La vitamina D è necessaria al nostro organismo perché svolge un importante ruolo nell’assorbimento intestinale del calcio e del fosforo, fondamentali per la salute delle ossa e nel metabolismo osseo.
La carenza di vitamina D, però, non riguarda soltanto una perdita di densità ossea, ma rende le ossa stesse più fragili, in quanto influisce direttamente anche sulla loro qualità.
Approfondiamo l’argomento con la dottoressa Emanuela Raimondo, responsabile dell’Ambulatorio Osteoporosi di Humanitas San Pio X.
Ossa: a cosa serve la vitamina D?
Come ogni altro tessuto del corpo umano, anche le cellule delle ossa (chiamate osteoblasti e osteoclasti), sono “vive”, e cioè muoiono e si rigenerano continuamente.
Durante il processo di rimodellamento osseo, l’osso “vecchio” viene asportato, e si produce l’osso “nuovo”.
Il rimodellamento osseo prosegue per tutta la vita, anche in caso di danno osseo, consentendo così la riparazione biologica di una frattura.
Livelli di vitamina D nella norma aiutano a fornire un’adeguata quantità di calcio e fosforo alle ossa e di conseguenza a garantire una giusta densità ossea. Questo contribuisce a prevenire l’osteoporosi e influenza il metabolismo osseo e il rimodellamento.
Con l’invecchiamento, o in ogni caso quando c’è carenza di vitamina D, gli osteoblasti giovani non riescono più a sostituire quelli vecchi, e l’osso a poco a poco diventa fragile. Inoltre, insieme alla capacità di regolare la quantità di calcio, la vitamina D influenza anche tono e forza muscolare, prevenendo debolezza e dolori muscolari.
Carenza di vitamina D: quali esami fare?
Il miglior modo per valutare una carenza di vitamina D è sottoporsi a un esame del sangue, che misuri la 25-idrossivitamina D, ovvero la forma metabolizzata della vitamina D.
Livelli inferiori a 30 nmol/L (nanomoli per litro) sono troppo bassi per la salute delle ossa, mentre livelli di 50 nmol/L sono in genere sufficienti.
Vi sono alcune persone che potrebbero non assumere una quantità sufficiente di vitamina D e quindi aver bisogno di integratori, ad esempio gli anziani, poiché la loro pelle, esposta al sole, non produce sufficiente vitamina D, e i loro reni faticano a convertire la vitamina D nella sua forma attiva.

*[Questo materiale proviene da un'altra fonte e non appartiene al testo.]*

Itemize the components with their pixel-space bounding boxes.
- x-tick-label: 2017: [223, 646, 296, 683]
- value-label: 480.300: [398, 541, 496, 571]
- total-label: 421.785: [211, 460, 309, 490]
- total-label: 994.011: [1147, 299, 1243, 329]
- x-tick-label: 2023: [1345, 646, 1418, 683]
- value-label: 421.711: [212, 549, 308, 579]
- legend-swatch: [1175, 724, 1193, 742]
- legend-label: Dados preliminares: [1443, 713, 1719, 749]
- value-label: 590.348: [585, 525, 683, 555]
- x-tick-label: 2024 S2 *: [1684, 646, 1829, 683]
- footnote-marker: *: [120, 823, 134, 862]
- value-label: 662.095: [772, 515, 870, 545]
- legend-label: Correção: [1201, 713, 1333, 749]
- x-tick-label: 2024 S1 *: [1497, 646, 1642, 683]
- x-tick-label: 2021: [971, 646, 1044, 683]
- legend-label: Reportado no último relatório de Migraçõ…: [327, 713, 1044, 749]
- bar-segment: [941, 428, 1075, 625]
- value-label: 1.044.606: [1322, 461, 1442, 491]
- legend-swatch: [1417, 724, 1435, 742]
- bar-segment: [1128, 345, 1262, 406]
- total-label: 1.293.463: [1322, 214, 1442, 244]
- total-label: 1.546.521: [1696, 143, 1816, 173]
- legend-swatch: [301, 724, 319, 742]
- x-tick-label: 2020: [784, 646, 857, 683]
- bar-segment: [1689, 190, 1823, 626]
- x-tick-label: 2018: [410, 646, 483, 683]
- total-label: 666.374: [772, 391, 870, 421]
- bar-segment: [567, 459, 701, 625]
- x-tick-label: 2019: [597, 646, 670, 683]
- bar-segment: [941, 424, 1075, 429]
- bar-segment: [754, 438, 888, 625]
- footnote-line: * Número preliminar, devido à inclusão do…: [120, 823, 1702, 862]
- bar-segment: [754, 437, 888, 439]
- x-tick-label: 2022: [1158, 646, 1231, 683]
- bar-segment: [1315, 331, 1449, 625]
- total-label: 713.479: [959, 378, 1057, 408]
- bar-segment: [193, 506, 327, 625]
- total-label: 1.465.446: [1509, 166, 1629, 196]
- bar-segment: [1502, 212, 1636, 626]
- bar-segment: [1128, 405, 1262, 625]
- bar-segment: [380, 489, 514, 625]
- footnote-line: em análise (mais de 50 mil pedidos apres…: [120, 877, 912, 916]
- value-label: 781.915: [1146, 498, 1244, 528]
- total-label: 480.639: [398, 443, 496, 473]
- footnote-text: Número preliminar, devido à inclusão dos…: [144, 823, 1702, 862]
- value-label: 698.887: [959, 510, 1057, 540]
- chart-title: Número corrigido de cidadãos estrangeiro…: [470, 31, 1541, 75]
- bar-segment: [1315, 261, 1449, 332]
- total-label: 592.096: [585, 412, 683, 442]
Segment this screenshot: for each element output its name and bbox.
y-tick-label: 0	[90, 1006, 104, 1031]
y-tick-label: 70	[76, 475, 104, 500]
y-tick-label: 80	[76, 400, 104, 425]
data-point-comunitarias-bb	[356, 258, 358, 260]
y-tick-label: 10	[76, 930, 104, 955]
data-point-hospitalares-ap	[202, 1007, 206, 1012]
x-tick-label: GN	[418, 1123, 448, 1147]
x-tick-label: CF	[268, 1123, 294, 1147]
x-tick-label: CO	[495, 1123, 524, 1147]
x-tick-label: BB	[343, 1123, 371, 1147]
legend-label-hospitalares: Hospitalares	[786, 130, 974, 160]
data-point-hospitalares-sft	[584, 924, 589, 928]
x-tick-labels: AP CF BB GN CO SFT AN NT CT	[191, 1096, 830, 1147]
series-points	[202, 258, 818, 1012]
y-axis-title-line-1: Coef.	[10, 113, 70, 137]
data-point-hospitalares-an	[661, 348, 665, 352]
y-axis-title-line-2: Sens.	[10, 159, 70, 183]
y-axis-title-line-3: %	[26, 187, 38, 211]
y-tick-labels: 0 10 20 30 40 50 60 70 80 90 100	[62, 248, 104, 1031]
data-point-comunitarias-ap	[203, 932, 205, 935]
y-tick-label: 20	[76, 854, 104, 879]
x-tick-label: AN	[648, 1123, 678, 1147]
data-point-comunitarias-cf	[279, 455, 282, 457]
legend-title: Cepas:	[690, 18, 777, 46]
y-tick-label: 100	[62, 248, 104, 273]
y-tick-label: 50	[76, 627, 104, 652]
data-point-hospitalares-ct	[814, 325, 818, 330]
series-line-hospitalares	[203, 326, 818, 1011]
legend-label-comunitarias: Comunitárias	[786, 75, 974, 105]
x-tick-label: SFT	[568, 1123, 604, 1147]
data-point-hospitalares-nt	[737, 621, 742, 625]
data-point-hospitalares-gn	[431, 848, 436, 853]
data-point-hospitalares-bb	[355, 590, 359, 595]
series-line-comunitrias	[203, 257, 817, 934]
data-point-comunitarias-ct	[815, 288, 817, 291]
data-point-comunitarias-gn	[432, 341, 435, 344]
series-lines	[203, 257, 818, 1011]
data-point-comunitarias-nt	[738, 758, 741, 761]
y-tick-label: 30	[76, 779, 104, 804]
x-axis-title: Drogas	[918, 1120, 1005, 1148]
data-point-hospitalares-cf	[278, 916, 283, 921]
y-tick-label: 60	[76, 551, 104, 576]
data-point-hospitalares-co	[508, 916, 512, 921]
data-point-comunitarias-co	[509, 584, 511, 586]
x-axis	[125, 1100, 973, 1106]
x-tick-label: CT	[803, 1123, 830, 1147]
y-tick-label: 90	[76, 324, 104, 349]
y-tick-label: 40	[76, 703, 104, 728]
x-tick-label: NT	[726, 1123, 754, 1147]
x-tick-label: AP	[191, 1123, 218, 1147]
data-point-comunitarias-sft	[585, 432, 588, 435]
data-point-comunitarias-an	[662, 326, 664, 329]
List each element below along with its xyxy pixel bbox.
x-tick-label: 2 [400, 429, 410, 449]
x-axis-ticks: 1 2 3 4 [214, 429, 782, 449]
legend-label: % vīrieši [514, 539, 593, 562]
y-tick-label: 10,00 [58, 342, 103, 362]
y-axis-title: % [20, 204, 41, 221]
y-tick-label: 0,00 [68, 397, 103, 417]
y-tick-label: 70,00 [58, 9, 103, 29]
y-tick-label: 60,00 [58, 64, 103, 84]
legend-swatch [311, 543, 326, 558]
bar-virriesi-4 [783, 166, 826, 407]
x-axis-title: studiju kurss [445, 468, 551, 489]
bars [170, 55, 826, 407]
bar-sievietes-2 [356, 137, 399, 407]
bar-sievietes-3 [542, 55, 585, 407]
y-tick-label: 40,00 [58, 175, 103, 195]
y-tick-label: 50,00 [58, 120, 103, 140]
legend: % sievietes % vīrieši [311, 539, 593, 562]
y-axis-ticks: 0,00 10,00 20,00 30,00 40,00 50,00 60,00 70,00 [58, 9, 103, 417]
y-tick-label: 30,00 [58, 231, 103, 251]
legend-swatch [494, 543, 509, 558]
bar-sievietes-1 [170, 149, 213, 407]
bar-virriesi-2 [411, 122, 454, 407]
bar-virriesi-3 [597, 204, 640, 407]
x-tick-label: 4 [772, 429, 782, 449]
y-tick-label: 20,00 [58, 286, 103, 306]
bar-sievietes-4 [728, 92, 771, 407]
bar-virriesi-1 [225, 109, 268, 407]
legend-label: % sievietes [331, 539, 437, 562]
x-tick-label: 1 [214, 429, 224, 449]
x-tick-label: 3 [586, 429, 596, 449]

A essere a rischio di carenza di vitamina D sono anche le persone con la pelle scura, perché la loro pelle risulta meno capace di sintetizzare vitamina D dal sole, e anche coloro che soffrono di disturbi come la malattia di Crohn o la celiachia, in quanto non gestiscono correttamente i grassi, essenziali perché la vitamina si assorba.
Nelle persone obese, invece, è proprio l’eccesso di grasso corporeo la causa della carenza di vitamina D perché il grasso impedisce il suo ingresso nel sangue.
Come assumere la vitamina D?
La vitamina D può essere assorbita attraverso la pelle, grazie all’esposizione alla luce del sole. Minima invece l’assunzione con l’alimentazione perché la vitamina D è contenuta in pochi alimenti, come per esempio.
- frutti di mare;
- pesci grassi come il salmone, il pesce spada, il tonno;
- alimenti fortificati con vitamina D come il latte arricchito;
- tuorlo d’uovo;
- il formaggio;
- fegato di manzo;
- olio di merluzzo (un solo cucchiaio fornisce 1.360 UI, quasi il doppio della quantità raccomandata nelle persone anziane).
Nelle persone in cui sole e alimentazione non bastassero a raggiungere livelli ottimali di vitamina D, può essere raccomandato l’uso di ergocalciferolo (vitamina D2) e colecalciferolo (vitamina D3).
Bilanciare i livelli di vitamina D è importante per migliorare la mineralizzazione dell’osso, e anche per la qualità del processo fisiologico di rimodellamento osseo, in modo da ottenere un miglioramento della qualità dell’osso e una riduzione del tasso di fratture anche nelle persone anziane.